Friends,
This weekend will be quite the celebration throughout the US. It is not my intention to be a wet blanket, but I must confess my ambiguity over the 250th birthday of the US’s declaration of Independence from Great Britain. A few years ago, on the weekend of Independence Day, I spoke about Frederick Douglass’ astounding reflection, “What, to the Slave is the Fourth of July?” After worship it turned out that one of Douglass’ descendants was visiting with us and he thanked me for it. Since that time, I have made it a discipline to read it annually. Again, it is not for the purpose of being a killjoy, but because a key part of the Christian journey is to be committed to truth, especially when it is easier to be swept up with enthusiasm.
When Douglass asked what the Fourth of July meant to a slave, he leaned on the important issue of perspective in our observance. The irony of an enslaved person hearing their owners and taskmasters celebrating independence is thick. It is part of the enduring power of sin that those who are set free easily become oppressors. It was a temptation that God addressed repeatedly when the People of Israel were entering the Promised Land. In the words that will be part of our focus for the month of July, God says, “Hear, O Israel: The LORD is our God, the LORD alone. You shall love the LORD your God with all your heart and with all your soul and with all your might” (Deut. 6:4-5). Then God commands the people to bind those words on their hearts and their heads – making it both part of their thinking and their feeling. Then, comes this warning: “When the LORD your God has brought you into the land that he swore to your ancestors … and when you have eaten your fill, take care that you do not forget the LORD, who brought you out of the land of Egypt, out of the house of slavery.” For the next four chapters, God recounts the ways that God had been faithful in bringing the people through the wilderness to the good land, and how they had repeatedly put God to the test. Now, the challenge would not be their scarcity and fear, but their abundance and forgetfulness.
“Remembering” is not just a sweet feeling in the heart.
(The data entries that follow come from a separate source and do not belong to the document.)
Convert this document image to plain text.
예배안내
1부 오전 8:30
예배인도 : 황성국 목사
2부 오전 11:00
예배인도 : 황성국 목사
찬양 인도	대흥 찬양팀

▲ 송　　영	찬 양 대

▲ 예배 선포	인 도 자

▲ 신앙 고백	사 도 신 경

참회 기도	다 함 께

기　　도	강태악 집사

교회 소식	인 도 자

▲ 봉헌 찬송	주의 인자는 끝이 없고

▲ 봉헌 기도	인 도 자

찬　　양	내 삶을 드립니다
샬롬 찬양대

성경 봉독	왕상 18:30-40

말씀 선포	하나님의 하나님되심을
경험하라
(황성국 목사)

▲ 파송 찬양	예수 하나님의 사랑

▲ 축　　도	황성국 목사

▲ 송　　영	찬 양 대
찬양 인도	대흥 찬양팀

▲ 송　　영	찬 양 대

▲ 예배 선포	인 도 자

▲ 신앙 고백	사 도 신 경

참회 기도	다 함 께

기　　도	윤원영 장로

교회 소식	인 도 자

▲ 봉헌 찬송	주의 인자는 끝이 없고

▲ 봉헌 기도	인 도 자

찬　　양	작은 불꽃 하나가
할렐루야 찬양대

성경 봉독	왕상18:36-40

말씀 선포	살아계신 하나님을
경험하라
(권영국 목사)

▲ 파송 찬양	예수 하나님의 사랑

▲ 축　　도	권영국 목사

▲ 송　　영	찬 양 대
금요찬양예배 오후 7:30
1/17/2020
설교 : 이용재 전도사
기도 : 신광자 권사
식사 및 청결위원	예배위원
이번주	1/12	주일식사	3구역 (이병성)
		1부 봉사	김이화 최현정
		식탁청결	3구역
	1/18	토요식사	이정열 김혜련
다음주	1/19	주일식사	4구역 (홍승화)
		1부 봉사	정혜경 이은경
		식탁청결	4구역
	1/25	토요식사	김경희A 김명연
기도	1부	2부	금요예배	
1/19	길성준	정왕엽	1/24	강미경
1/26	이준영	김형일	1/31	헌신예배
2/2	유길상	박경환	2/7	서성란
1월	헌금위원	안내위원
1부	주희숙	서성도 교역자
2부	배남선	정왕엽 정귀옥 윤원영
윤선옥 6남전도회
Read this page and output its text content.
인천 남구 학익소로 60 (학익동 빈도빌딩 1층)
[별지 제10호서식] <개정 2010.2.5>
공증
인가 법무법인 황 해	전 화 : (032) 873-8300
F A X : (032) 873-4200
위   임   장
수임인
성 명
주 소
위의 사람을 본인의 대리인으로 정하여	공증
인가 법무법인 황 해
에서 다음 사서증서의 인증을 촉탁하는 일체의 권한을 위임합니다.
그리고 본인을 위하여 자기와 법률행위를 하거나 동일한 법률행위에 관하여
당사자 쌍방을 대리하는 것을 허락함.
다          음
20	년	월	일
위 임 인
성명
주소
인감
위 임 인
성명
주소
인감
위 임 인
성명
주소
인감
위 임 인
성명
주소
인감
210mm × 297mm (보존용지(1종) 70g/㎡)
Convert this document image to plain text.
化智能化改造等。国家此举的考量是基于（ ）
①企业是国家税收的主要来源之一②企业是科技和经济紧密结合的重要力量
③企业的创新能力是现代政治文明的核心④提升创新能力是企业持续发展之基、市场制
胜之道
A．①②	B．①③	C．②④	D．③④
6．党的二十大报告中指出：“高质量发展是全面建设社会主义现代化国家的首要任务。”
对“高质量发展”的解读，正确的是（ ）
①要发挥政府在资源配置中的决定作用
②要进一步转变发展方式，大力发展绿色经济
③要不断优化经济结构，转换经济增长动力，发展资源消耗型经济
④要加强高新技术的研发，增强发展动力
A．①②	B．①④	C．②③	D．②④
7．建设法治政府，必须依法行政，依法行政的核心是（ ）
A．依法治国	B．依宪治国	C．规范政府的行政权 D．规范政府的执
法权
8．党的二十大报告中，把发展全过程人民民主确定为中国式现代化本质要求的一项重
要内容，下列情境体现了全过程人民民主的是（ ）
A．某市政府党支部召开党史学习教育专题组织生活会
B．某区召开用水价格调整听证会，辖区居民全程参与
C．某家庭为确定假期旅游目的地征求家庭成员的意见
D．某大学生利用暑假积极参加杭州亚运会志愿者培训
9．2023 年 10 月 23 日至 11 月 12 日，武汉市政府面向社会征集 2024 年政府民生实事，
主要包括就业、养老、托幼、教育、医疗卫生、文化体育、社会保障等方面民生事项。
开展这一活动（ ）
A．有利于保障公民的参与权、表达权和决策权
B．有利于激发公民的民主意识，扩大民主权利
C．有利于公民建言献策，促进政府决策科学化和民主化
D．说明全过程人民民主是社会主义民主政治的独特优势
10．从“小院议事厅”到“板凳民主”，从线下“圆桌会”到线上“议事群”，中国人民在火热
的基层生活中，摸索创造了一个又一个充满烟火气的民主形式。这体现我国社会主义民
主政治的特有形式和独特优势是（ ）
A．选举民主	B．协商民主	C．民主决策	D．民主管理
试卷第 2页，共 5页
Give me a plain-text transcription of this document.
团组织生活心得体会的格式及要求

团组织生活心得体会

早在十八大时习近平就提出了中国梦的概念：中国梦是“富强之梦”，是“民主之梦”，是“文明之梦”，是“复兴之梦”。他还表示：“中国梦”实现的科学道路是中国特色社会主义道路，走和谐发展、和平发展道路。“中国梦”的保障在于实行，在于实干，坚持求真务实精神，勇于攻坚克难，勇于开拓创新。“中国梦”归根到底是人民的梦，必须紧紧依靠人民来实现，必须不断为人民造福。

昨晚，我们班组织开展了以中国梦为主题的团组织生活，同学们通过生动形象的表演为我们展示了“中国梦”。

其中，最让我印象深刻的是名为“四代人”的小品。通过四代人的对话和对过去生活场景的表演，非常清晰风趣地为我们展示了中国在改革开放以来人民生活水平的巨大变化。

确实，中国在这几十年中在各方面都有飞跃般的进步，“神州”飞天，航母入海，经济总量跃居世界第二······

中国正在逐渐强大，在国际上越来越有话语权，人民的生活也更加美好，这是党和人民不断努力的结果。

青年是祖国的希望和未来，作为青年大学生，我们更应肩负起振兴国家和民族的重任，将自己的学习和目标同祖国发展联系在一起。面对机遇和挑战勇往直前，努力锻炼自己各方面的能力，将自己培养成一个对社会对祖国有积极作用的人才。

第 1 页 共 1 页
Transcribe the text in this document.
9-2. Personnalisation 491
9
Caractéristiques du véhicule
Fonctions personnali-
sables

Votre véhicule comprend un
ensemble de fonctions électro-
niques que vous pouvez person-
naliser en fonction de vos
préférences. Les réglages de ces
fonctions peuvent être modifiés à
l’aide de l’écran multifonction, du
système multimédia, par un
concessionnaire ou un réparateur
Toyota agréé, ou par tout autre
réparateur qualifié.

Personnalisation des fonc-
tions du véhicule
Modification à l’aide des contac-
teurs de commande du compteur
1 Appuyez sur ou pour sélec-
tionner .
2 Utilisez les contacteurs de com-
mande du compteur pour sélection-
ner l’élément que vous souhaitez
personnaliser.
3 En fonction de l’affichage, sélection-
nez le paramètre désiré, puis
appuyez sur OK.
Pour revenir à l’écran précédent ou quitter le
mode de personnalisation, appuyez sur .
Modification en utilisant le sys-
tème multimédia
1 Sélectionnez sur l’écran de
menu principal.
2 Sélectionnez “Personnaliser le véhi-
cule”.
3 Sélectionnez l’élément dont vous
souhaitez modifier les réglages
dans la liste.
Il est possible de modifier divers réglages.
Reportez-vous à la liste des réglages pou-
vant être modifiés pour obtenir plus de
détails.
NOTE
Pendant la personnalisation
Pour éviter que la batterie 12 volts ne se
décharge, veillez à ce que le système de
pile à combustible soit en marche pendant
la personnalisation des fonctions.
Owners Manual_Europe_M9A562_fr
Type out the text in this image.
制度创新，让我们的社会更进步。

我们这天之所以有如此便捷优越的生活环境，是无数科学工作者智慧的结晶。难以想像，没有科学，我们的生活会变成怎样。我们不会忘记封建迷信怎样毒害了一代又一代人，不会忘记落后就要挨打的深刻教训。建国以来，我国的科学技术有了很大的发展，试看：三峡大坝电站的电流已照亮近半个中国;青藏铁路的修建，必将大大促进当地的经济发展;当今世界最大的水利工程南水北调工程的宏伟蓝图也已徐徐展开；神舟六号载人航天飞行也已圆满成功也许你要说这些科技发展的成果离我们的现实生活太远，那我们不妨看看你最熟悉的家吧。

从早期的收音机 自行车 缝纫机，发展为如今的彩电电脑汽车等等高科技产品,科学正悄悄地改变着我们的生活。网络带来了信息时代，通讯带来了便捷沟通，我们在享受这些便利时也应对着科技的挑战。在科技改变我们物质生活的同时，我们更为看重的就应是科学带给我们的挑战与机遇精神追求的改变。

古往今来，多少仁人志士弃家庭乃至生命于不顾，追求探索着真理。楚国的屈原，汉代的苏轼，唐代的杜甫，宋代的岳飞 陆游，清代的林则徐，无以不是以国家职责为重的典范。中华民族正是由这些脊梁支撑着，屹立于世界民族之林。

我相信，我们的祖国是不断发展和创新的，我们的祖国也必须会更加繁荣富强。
It has ethical teeth, such as when God says, “You shall also love the alien, for you were aliens in the land of Egypt” (Deut. 10:19). God was not being a wet blanket, but was urging them to see their prosperity as “blessings” – gifts to be received with thanks and shared with joy.
So, to paraphrase Mr. Douglass, “What to the Christian is the Fourth of July?” It is certainly a cause for celebration. It is a time to be thankful that we have freedom of expression and can practice faith without restraints from the state or an “official” religious body. It is a time when we can look around us and see the diversity of cultures, languages, histories, and journeys that gather in the US as a bouquet of beauty. There is much to celebrate. But there is much to remember.
We remember the displacement and massacre of Native Americans, sanctioned in part by the “Doctrine of Discovery,” whereby the church blessed taking land, forcing migrations, coercing conversions, and sanctioning executions. We remember how, in 1619, the first African slave ships came to Comfort Point, off the coast of my hometown of Hampton, VA, starting a three-centuries-long practice of slavery that was supported by the “founding fathers” and given license by the church. We remember the “Trail of Tears.” We remember the appropriation of lands that were once considered part of Mexico and are now the hotspots of immigration enforcement. We remember the era of Jim Crow laws that tried to institutionalize separation based on racial identity. We remember segregated schools, water fountains, and the lynching tree. We remember the exploitation and oppression of Chinese railroad workers. We remember Japanese internment camps. We remember exceptions to workplace and minimum wage standards when applied to farmworkers. We remember the Tulsa massacre. We remember Stonewall Inn and The Pulse Nightclub shootings. We remember neo-Nazis marching in Charlottesville and repeated school shootings. We remember George Floyd and the cloud of witnesses victimized for being black. Rather than trying to erase these hard truths about the American story, we should teach them to our children, bind them on our head and heart, to remember in hopes of achieving “Never again.”
What, to the Christian, is the Fourth of July? Unlike the triumphalistic “will to power” that is espoused by so many Christian Nationalists, this weekend calls us to two things. It is a time to celebrate what is good and noble; and to remember what is difficult but still true about our nation’s brief history. Remembering our ambiguous history is the key to living into a future of doing justice, loving kindness, and walking humbly before our God.